Adani Green Energy to see 30 pc CAGR capacity growth
New Delhi, Aug 12 (PTI) Adani Green Energy Ltd, the renewable energy firm of billionaire Gautam Adani’s conglomerate, is expected to clock an operational capacity CAGR of over 30 per cent to reach more than 50 GW of capacity by 2030, a report said on Monday.
AGEL is targeting 6-7 GW of capacity additions annually to become the largest renewable energy producer in the world.
Initiating coverage of AGEL, brokerage Emkay said the firm’s renewable capacity would see more than 30 per cent compound annual growth rate (CAGR) from now till 2030 while improved capacity utilisation will drive a power sales CAGR of about 35 per cent.
“We expect AGEL to clock operational renewable energy (RE) capacity CAGR of 31 per cent to 56.5 GW (including input solar for PSP) during FY24-30E, as the Khavda supersite is developed up to 30 GW verses about 2GW as of FY24-end (now at 2.3GW), coupled with expansion in other assets like Rajasthan and PSP (pumped storage plants),” it said.
The company aims to achieve this by FY29 (April 2028 to March 2029 fiscal).
AGEL commenced operations in FY16 and hit the 1 GW capacity mark in the first half of 2017-18. During FY18 till end-FY24, operational capacity CAGR was rapid at 33 per cent, up from 2 GW to almost 11 GW, with solar being the mainstay and growing to 7.4 GW from 1.9 GW, with wind capacity rising from 60 MW to 1.4 GW; also, hybrid project capacity (in Rajasthan), which started from FY23 stood at 2.1 GW.
AGEL has secured a power purchase agreement for 20.4 GW capacity so far, with 10 GW being operational – some of the key assets are Kamuthi (0.6 GW), solar-wind hybrid cluster in Rajasthan (2.1 GW), and the recently commissioned 2 GW in Khavda.
The firm acquired SB Energy’s 5GW portfolio in 2021, which included 1.7 GW of operational capacity, with the remaining being under construction/in the development phase.
The bulk 8 GW of the 12 GW SECI solar manufacturing tender was also won by AGEL. 2 GW in Khavda was commissioned within a year of the company breaking ground.
“AGEL aims to be the lowest-cost producer across the lifecycle of an asset,” Emkay said.
“It has the ability to gain efficiencies right from the construction stage, with large-scale in-house execution, better negotiation capability with vendors (modules, etc), project management expertise, and rapid development, resulting in faster commissioning and leading to lower IDC and pre-op cost.”
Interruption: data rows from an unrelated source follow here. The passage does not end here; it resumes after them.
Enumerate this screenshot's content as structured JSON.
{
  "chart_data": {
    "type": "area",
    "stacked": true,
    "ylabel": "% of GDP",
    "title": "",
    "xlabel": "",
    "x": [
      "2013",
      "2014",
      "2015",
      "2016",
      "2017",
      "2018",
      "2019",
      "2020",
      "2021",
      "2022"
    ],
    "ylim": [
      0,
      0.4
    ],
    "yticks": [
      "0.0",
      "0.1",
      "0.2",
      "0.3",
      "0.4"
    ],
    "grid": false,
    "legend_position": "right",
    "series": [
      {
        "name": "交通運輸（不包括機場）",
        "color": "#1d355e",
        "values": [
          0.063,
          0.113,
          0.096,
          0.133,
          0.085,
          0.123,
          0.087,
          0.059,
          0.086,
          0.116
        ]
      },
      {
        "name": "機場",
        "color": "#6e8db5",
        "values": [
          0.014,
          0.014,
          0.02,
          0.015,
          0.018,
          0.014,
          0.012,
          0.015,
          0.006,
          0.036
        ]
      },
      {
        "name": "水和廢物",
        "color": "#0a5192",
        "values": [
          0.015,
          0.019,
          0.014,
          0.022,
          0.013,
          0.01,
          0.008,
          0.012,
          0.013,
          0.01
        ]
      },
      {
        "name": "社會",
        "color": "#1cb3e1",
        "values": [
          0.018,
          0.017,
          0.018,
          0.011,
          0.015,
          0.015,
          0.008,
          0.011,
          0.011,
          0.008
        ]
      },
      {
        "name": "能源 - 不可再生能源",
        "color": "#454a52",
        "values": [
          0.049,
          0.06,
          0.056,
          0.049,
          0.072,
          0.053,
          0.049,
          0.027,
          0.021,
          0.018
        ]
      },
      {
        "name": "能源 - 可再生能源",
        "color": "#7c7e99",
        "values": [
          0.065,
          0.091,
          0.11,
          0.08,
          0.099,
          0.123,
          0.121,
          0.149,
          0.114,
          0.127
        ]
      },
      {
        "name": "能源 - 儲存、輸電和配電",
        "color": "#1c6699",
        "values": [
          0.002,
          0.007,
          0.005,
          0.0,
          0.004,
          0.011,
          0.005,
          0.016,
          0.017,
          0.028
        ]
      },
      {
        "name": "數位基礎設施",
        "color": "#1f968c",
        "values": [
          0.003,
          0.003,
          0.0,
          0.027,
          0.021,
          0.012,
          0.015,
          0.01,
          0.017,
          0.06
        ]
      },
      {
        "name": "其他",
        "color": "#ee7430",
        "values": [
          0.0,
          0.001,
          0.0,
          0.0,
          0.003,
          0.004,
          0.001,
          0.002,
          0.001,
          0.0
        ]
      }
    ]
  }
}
It saw revenue growth of 35 per cent CAGR during FY24 – FY30 – Gujarat (Khavda) and Rajasthan sites (most resource-rich sites globally) will help AGEL grow its revenues at 35 per cent CAGR, giving a clear runway of another 50 GW, plus another 6.5 GW with pump storage solutions and evacuation visibility.
Also, capacity utilization factor (CUF) will improve as the new sites are resource-abundant to increase output volume, it said, adding that a higher share of merchant and commercial, and industries (CI) would improve realisations.
The balance sheet would improve drastically, and net debt to EBITDA may fall to 3.6x from 7.4x despite expansion as the cash flows from existing projects will provide majorly for future expansion, it added.